LA TRANSFORMATION
Aussitôt que l’organe entre en contact avec la poreux, l’habitable, Iel se vêt d’une enveloppe flasque épousant les volumes. Iel se déploie puis se répand,
l’épaisseur du liquide disparaissant aussitôt que celui-ci rencontre un creux, une disparition vite remplacée par une nouvelle impulsion liquide, progressivement
les clapotis surgissent des crevasses et témoigne des abysses aux profondeurs plurielles. Iel colmate chaque fente ; peu à peu le précipité humide du corps s’incruste
dans la terre par les ouvertures qui se présentent, investit chaque espace obscur emprisonné entre deux parois, tel le rhizome dans la terre.
Le corps desossé danse et ne se doute de rien jusqu’au premier signal. Le territoire vibre et fait vibrer le corps, qui, simultanément agite le matériaux sur lequel
il repose, une intensité liquide qui résonne et laisse transparaître une vision distordue du sol qu’elle inonde. L’individu est alors multiple, n’est jamais une unité
durable mais toujours une précipité en fusion, une magma fumant répandus dans l’entre-deux l’interface. Iel n’existe plus que par sa prolifération : une étendue immanente
qui serpente et s’enlace de quelque façon différente et pourtant toujours quasiment pareilles. Un réseau croisé se dessine alors entre cet amas terrestre et ce liquide
brûlant en une communauté de substance ; on ne saurait plus dire quel était le premier arrivé, un modelage mutuel d’un nouveau monde commun. La contreforme du vide se
dessine par les contours de l’eau comme autant d’artère remplies, la terre qui écluse l’eau et l’accueil en son sein.
Et puis en un temps mort le corps se rigidifie, le précipité humide se rassemble, se solidifit, sec et amère, figeant ce modelage du contenant. Iel devient relique du
non-être appartenant à l’environnement; l’habitat.

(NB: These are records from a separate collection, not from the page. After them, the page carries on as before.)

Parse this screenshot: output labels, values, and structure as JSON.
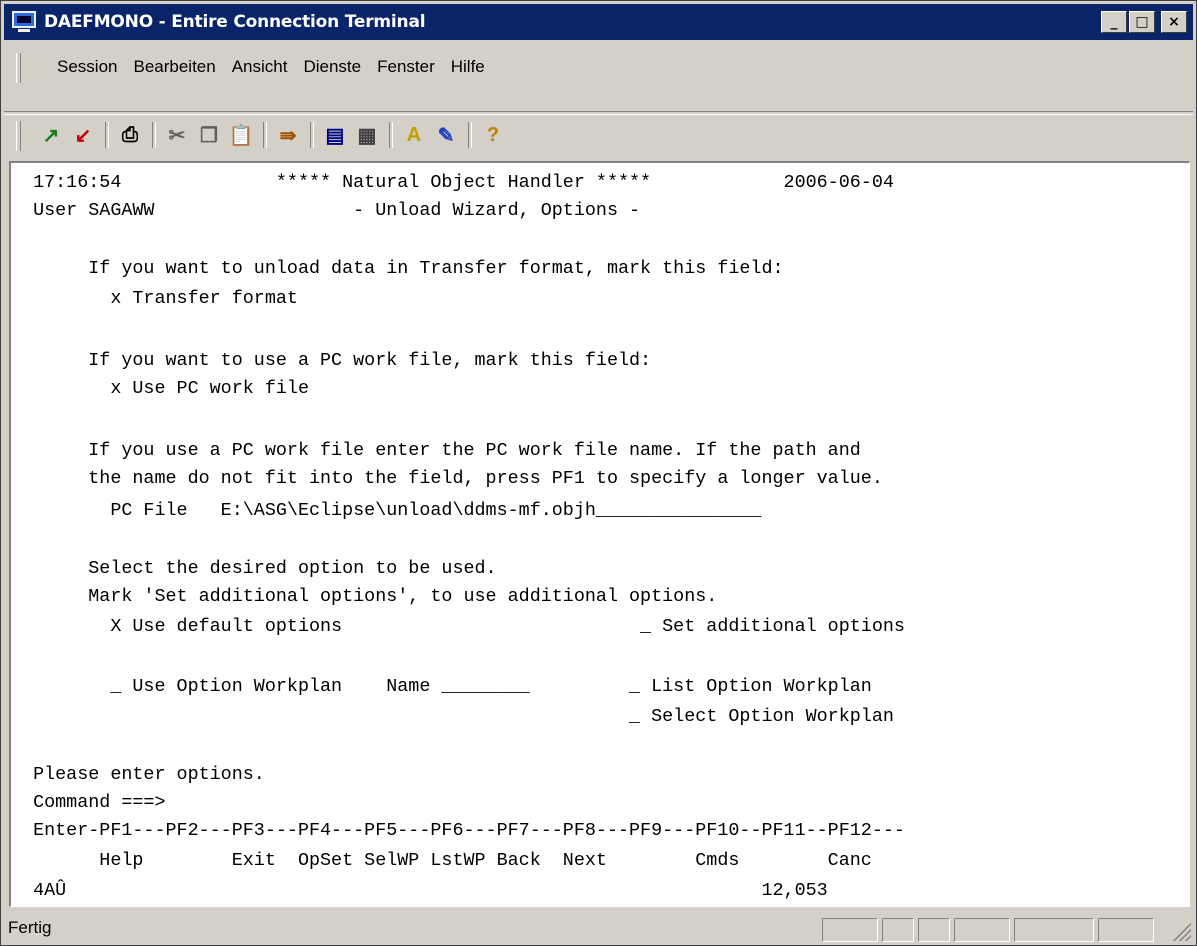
{
  "window": {
    "title": "DAEFMONO - Entire Connection Terminal",
    "controls": {
      "minimize": "_",
      "maximize": "□",
      "close": "×"
    }
  },
  "menubar": [
    "Session",
    "Bearbeiten",
    "Ansicht",
    "Dienste",
    "Fenster",
    "Hilfe"
  ],
  "toolbar": {
    "icons": [
      {
        "name": "connect-icon",
        "glyph": "↗",
        "color": "#1a7a1a"
      },
      {
        "name": "disconnect-icon",
        "glyph": "↙",
        "color": "#c00000"
      },
      {
        "name": "print-icon",
        "glyph": "⎙",
        "color": "#000000"
      },
      {
        "name": "cut-icon",
        "glyph": "✂",
        "color": "#606060"
      },
      {
        "name": "copy-icon",
        "glyph": "❐",
        "color": "#606060"
      },
      {
        "name": "paste-icon",
        "glyph": "📋",
        "color": "#604000"
      },
      {
        "name": "transfer-icon",
        "glyph": "⇛",
        "color": "#a05000"
      },
      {
        "name": "screen-icon",
        "glyph": "▤",
        "color": "#000080"
      },
      {
        "name": "record-icon",
        "glyph": "▦",
        "color": "#404040"
      },
      {
        "name": "font-icon",
        "glyph": "A",
        "color": "#c0a000"
      },
      {
        "name": "color-icon",
        "glyph": "✎",
        "color": "#2040c0"
      },
      {
        "name": "help-icon",
        "glyph": "?",
        "color": "#c08000"
      }
    ]
  },
  "terminal": {
    "lines": [
      "  17:16:54              ***** Natural Object Handler *****            2006-06-04",
      "  User SAGAWW                  - Unload Wizard, Options -",
      "",
      "       If you want to unload data in Transfer format, mark this field:",
      "         x Transfer format",
      "",
      "       If you want to use a PC work file, mark this field:",
      "         x Use PC work file",
      "",
      "       If you use a PC work file enter the PC work file name. If the path and",
      "       the name do not fit into the field, press PF1 to specify a longer value.",
      "         PC File   E:\\ASG\\Eclipse\\unload\\ddms-mf.objh_______________",
      "",
      "       Select the desired option to be used.",
      "       Mark 'Set additional options', to use additional options.",
      "         X Use default options                           _ Set additional options",
      "",
      "         _ Use Option Workplan    Name ________         _ List Option Workplan",
      "                                                        _ Select Option Workplan",
      "",
      "  Please enter options.",
      "  Command ===>",
      "  Enter-PF1---PF2---PF3---PF4---PF5---PF6---PF7---PF8---PF9---PF10--PF11--PF12---",
      "        Help        Exit  OpSet SelWP LstWP Back  Next        Cmds        Canc",
      "  4AÛ                                                               12,053"
    ]
  },
  "statusbar": {
    "text": "Fertig"
  }
}
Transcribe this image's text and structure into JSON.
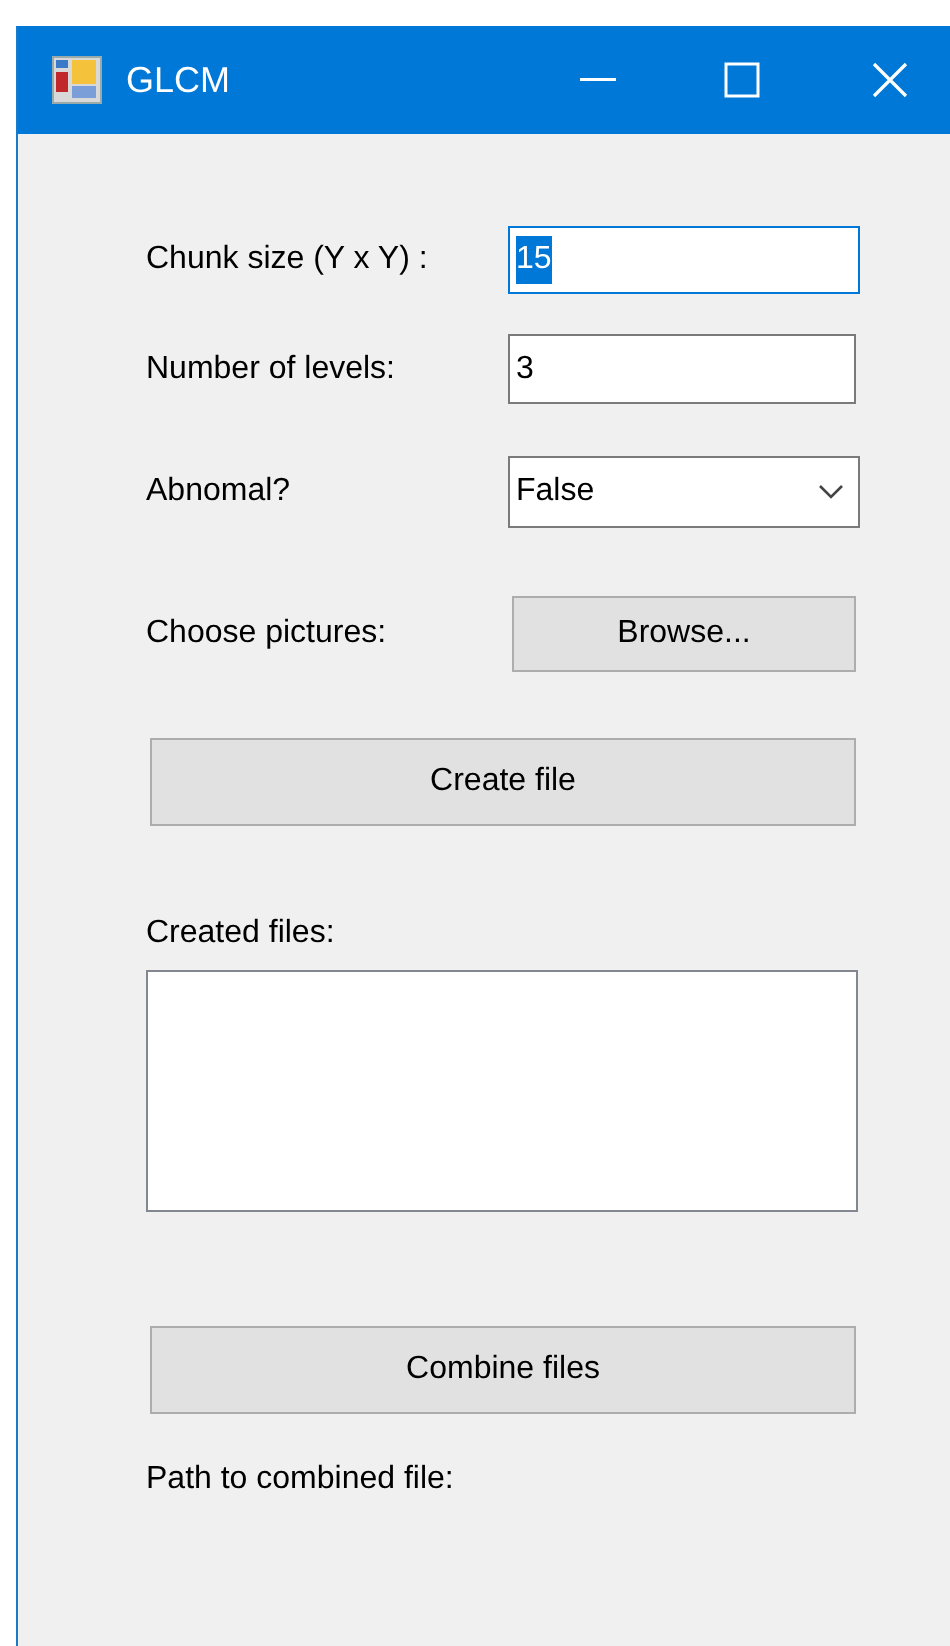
{
  "window": {
    "title": "GLCM"
  },
  "fields": [
    {
      "label": "Chunk size (Y x Y) :",
      "kind": "text",
      "value": "15",
      "focused": true
    },
    {
      "label": "Number of levels:",
      "kind": "text",
      "value": "3",
      "focused": false
    },
    {
      "label": "Abnomal?",
      "kind": "combo",
      "value": "False",
      "focused": false
    },
    {
      "label": "Choose pictures:",
      "kind": "button",
      "value": "Browse...",
      "focused": false
    }
  ],
  "create_button": "Create file",
  "created_files": {
    "label": "Created files:"
  },
  "combine_button": "Combine files",
  "path_label": "Path to combined file:"
}
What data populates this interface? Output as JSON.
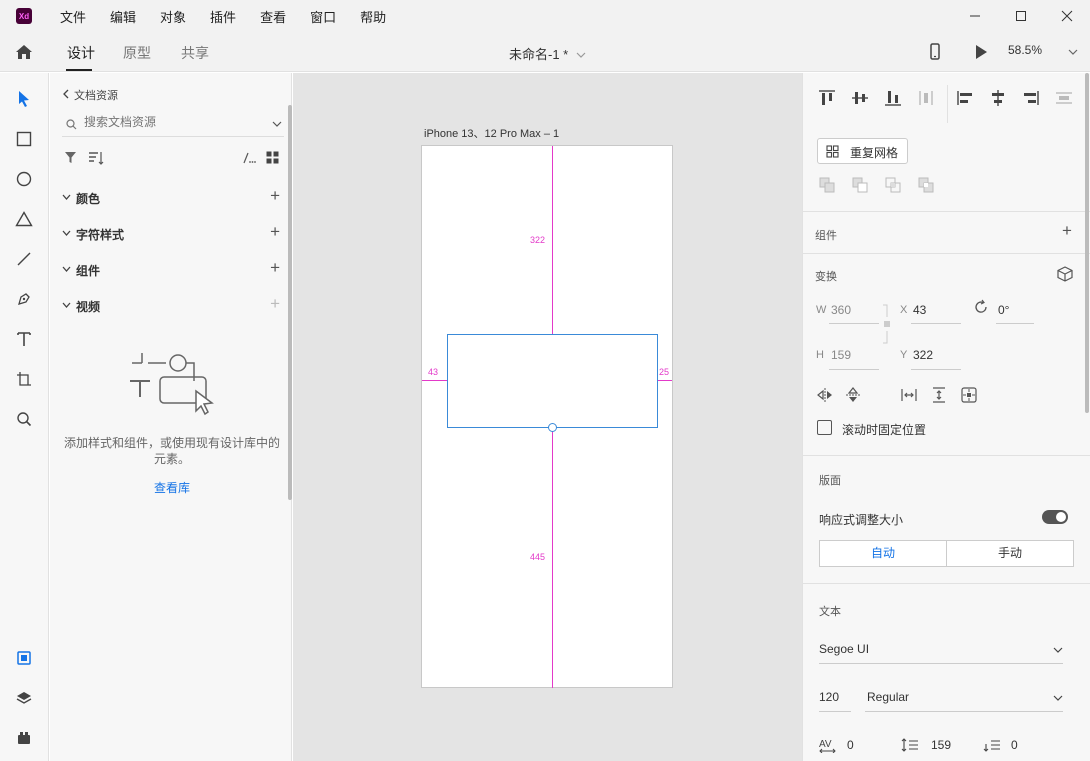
{
  "app": {
    "logo_text": "Xd"
  },
  "menu": {
    "items": [
      "文件",
      "编辑",
      "对象",
      "插件",
      "查看",
      "窗口",
      "帮助"
    ]
  },
  "toolbar": {
    "tabs": [
      "设计",
      "原型",
      "共享"
    ],
    "doc_title": "未命名-1 *",
    "zoom": "58.5%"
  },
  "assets": {
    "back_label": "文档资源",
    "search_placeholder": "搜索文档资源",
    "sections": [
      "颜色",
      "字符样式",
      "组件",
      "视频"
    ],
    "empty_message": "添加样式和组件，或使用现有设计库中的元素。",
    "view_library": "查看库"
  },
  "canvas": {
    "artboard_name": "iPhone 13、12 Pro Max – 1",
    "measure_top": "322",
    "measure_left": "43",
    "measure_right": "25",
    "measure_bottom": "445"
  },
  "inspector": {
    "repeat_grid": "重复网格",
    "component_title": "组件",
    "transform_title": "变换",
    "w_label": "W",
    "w_value": "360",
    "x_label": "X",
    "x_value": "43",
    "rotation": "0°",
    "h_label": "H",
    "h_value": "159",
    "y_label": "Y",
    "y_value": "322",
    "fix_position": "滚动时固定位置",
    "layout_title": "版面",
    "responsive_resize": "响应式调整大小",
    "responsive_on": true,
    "auto": "自动",
    "manual": "手动",
    "text_title": "文本",
    "font_family": "Segoe UI",
    "font_size": "120",
    "font_weight": "Regular",
    "char_spacing": "0",
    "line_spacing": "159",
    "para_spacing": "0",
    "accent_color": "#1473e6"
  }
}
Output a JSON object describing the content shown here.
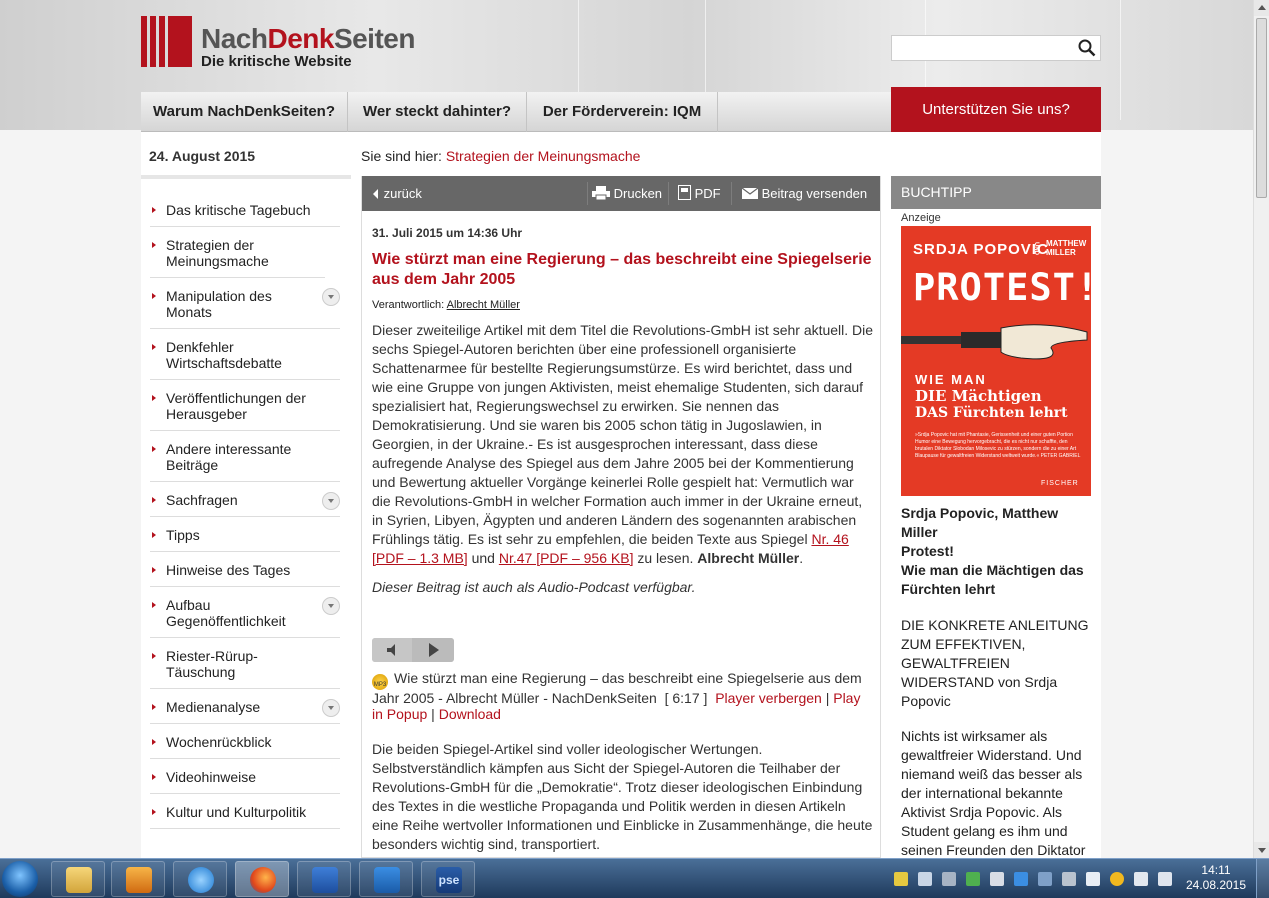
{
  "site": {
    "logo_name_a": "Nach",
    "logo_name_b": "Denk",
    "logo_name_c": "Seiten",
    "logo_tagline": "Die kritische Website",
    "search_placeholder": ""
  },
  "nav": {
    "items": [
      "Warum NachDenkSeiten?",
      "Wer steckt dahinter?",
      "Der Förderverein: IQM"
    ],
    "support": "Unterstützen Sie uns?"
  },
  "date": "24. August 2015",
  "breadcrumb": {
    "prefix": "Sie sind hier:",
    "current": "Strategien der Meinungsmache"
  },
  "sidebar": {
    "items": [
      {
        "label": "Das kritische Tagebuch"
      },
      {
        "label": "Strategien der Meinungsmache"
      },
      {
        "label": "Manipulation des Monats"
      },
      {
        "label": "Denkfehler Wirtschaftsdebatte"
      },
      {
        "label": "Veröffentlichungen der Herausgeber"
      },
      {
        "label": "Andere interessante Beiträge"
      },
      {
        "label": "Sachfragen"
      },
      {
        "label": "Tipps"
      },
      {
        "label": "Hinweise des Tages"
      },
      {
        "label": "Aufbau Gegenöffentlichkeit"
      },
      {
        "label": "Riester-Rürup-Täuschung"
      },
      {
        "label": "Medienanalyse"
      },
      {
        "label": "Wochenrückblick"
      },
      {
        "label": "Videohinweise"
      },
      {
        "label": "Kultur und Kulturpolitik"
      }
    ]
  },
  "toolbar": {
    "back": "zurück",
    "print": "Drucken",
    "pdf": "PDF",
    "send": "Beitrag versenden"
  },
  "article": {
    "date": "31. Juli 2015 um 14:36 Uhr",
    "title": "Wie stürzt man eine Regierung – das beschreibt eine Spiegelserie aus dem Jahr 2005",
    "resp_label": "Verantwortlich:",
    "resp_author": "Albrecht Müller",
    "p1_text": "Dieser zweiteilige Artikel mit dem Titel die Revolutions-GmbH ist sehr aktuell. Die sechs Spiegel-Autoren berichten über eine professionell organisierte Schattenarmee für bestellte Regierungsumstürze. Es wird berichtet, dass und wie eine Gruppe von jungen Aktivisten, meist ehemalige Studenten, sich darauf spezialisiert hat, Regierungswechsel zu erwirken. Sie nennen das Demokratisierung. Und sie waren bis 2005 schon tätig in Jugoslawien, in Georgien, in der Ukraine.- Es ist ausgesprochen interessant, dass diese aufregende Analyse des Spiegel aus dem Jahre 2005 bei der Kommentierung und Bewertung aktueller Vorgänge keinerlei Rolle gespielt hat: Vermutlich war die Revolutions-GmbH in welcher Formation auch immer in der Ukraine erneut, in Syrien, Libyen, Ägypten und anderen Ländern des sogenannten arabischen Frühlings tätig. Es ist sehr zu empfehlen, die beiden Texte aus Spiegel ",
    "link1": "Nr. 46 [PDF – 1.3 MB]",
    "and": " und ",
    "link2": "Nr.47 [PDF – 956 KB]",
    "p1_end": " zu lesen. ",
    "signature": "Albrecht Müller",
    "period": ".",
    "podcast_note": "Dieser Beitrag ist auch als Audio-Podcast verfügbar.",
    "pod_title": "Wie stürzt man eine Regierung – das beschreibt eine Spiegelserie aus dem Jahr 2005 - Albrecht Müller - NachDenkSeiten",
    "pod_duration": "[ 6:17 ]",
    "pod_hide": "Player verbergen",
    "pod_sep": "|",
    "pod_popup": "Play in Popup",
    "pod_download": "Download",
    "mp3_label": "MP3",
    "p2": "Die beiden Spiegel-Artikel sind voller ideologischer Wertungen. Selbstverständlich kämpfen aus Sicht der Spiegel-Autoren die Teilhaber der Revolutions-GmbH für die „Demokratie“. Trotz dieser ideologischen Einbindung des Textes in die westliche Propaganda und Politik werden in diesen Artikeln eine Reihe wertvoller Informationen und Einblicke in Zusammenhänge, die heute besonders wichtig sind, transportiert."
  },
  "booktip": {
    "heading": "BUCHTIPP",
    "ad": "Anzeige",
    "cover_author": "SRDJA POPOVIC",
    "cover_und": "UND",
    "cover_coauthor": "MATTHEW MILLER",
    "cover_title": "PROTEST!",
    "cover_sub1": "WIE MAN",
    "cover_sub2": "DIE Mächtigen",
    "cover_sub3": "DAS Fürchten lehrt",
    "cover_blurb": "»Srdja Popovic hat mit Phantasie, Gerissenheit und einer guten Portion Humor eine Bewegung hervorgebracht, die es nicht nur schaffte, den brutalen Diktator Slobodan Milosevic zu stürzen, sondern die zu einer Art Blaupause für gewaltfreien Widerstand weltweit wurde.« PETER GABRIEL",
    "cover_publisher": "FISCHER",
    "title_lines": [
      "Srdja Popovic, Matthew Miller",
      "Protest!",
      "Wie man die Mächtigen das Fürchten lehrt"
    ],
    "desc": "DIE KONKRETE ANLEITUNG ZUM EFFEKTIVEN, GEWALTFREIEN WIDERSTAND von Srdja Popovic",
    "desc2": "Nichts ist wirksamer als gewaltfreier Widerstand. Und niemand weiß das besser als der international bekannte Aktivist Srdja Popovic. Als Student gelang es ihm und seinen Freunden den Diktator"
  },
  "taskbar": {
    "time": "14:11",
    "date": "24.08.2015",
    "pse_label": "pse",
    "apps": [
      "explorer-icon",
      "media-player-icon",
      "internet-explorer-icon",
      "firefox-icon",
      "word-icon",
      "outlook-icon",
      "pse-icon"
    ]
  },
  "colors": {
    "brand_red": "#b3121d",
    "toolbar_grey": "#676767",
    "booktip_grey": "#888888",
    "cover_red": "#e43a25"
  }
}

Les extrémités de la chair aride compose avec, se plante, les deux matériaux cassant en collision, ou chaque miette et résidu repose et ressuscite peu après son émancipation,
sédiment de la transformation. Chaque granulé marque la peau endurci, qui gratte, frotte et s’effrite. Le frottement fait fondre ce corps qui peu à peu redevient magma.
La terre moule et sculpte l’être qui, une fois autonome, se dépose et agit sur celui-ci, qui se dresse et se remet en mouvement une nouvelle fois pour répéter ce processus,
déposant la muqueuse de la chair sur chaque épaisseur de l’environnement et devient science du monde qui l’entoure, qui érode l’habitat.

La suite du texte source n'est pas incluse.